With regard to referral trends, much of the literature derives from methodologically problematic studies that are now dated. More current work continues to suggest, however, that males are more likely to be referred to a male therapist and that female therapists get fewer referrals of male patients (Mayer and deMarneffe, 1992). This finding implies that gender stereotypes continue to operate.
Other studies of gender differences focus on additional variables. For example, one study (Thase et al., 1994) reported that patients with higher pretreatment levels of depressive symptoms, especially women, had poorer outcomes. Another investigation (Frank et al., 1993) reported that among patients with recurrent depression, men demonstrated a more rapid response to treatment than did women. Still other research indicates that posttreatment outcomes are similar for men and women, that male and female patients suffering from major depression had generally similar outcomes over time-limited courses of cognitive-behavioral therapy (Sotsky et al., 1991; Thase et al., 1996), and that men and women have similar responses to different treatment modalities (Ogrodniczuk et al., 2001).

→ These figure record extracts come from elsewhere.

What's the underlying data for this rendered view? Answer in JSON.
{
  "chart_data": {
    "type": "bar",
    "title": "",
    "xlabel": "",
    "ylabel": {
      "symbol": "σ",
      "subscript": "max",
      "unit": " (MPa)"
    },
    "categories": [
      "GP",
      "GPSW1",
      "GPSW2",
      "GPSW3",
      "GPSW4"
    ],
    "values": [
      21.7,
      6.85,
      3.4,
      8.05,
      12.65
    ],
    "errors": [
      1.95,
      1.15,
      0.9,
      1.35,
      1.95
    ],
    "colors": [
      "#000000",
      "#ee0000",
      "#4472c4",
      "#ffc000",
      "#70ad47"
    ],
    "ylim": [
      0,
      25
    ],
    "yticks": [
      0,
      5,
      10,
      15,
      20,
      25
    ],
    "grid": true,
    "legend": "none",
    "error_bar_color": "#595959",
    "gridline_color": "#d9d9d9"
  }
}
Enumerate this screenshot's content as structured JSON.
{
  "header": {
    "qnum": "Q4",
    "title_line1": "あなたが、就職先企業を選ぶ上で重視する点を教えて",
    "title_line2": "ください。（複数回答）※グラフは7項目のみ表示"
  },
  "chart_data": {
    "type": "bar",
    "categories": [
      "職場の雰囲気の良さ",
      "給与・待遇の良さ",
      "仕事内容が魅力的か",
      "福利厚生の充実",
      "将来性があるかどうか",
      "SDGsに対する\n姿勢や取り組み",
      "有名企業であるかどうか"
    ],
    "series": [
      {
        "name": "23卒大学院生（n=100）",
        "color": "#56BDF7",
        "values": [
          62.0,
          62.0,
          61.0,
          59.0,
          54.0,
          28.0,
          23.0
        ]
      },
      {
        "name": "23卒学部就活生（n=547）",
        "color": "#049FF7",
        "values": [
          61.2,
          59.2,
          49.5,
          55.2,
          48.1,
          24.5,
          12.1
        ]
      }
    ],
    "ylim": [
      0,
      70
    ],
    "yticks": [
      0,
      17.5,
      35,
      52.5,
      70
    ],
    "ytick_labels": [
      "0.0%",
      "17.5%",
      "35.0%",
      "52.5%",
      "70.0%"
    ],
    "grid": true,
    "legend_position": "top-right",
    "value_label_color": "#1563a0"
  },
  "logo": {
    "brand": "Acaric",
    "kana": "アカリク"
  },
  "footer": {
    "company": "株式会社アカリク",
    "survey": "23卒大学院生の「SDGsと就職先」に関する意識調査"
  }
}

Samstag et al. (1998) reported that the women in their sample were more likely to have either good overall outcome or to drop out of therapy, whereas the men were more likely to remain regardless of outcome. They suggest that this is consistent with reports in the literature indicating that women attend more to relational cues (Gilligan, 1982; Gilligan et al., 1991). A further analysis of their data suggested that the subjective meaning of the alliance seemed to be the most critical factor. These data certainly suggest that more study is needed on gender effects.
Psychotherapy research has more often used female patients, and as noted above, frequently does not consider other salient variables (e.g. age, race). There are also differences of opinion about the importance of therapist experience, with some studies showing that experience is an important variable and that it interacts with gender. Thus, the gender of a less experienced therapist may have a more negative impact on outcome than the gender of a more experienced therapist. There are data suggesting that less experienced female therapists do better with women than less experienced male therapists. The theoretical orientation of a therapist may also be important. For example, some data indicate that therapists who are most effective tend to embrace a psychological orientation and eschew biological treatments but that therapy (especially for depression) is longer with these psychologically oriented therapists (Blatt et al., 1996). Some studies reveal that both men and women prefer therapists of their own gender (Simons and Helms, 1976).
It is apparent that gender is an important treatment variable and that attention to gender effects together with better understanding of the complex interaction of gender and other variables will shed light on the therapeutic process and contribute to greater therapeutic effectiveness.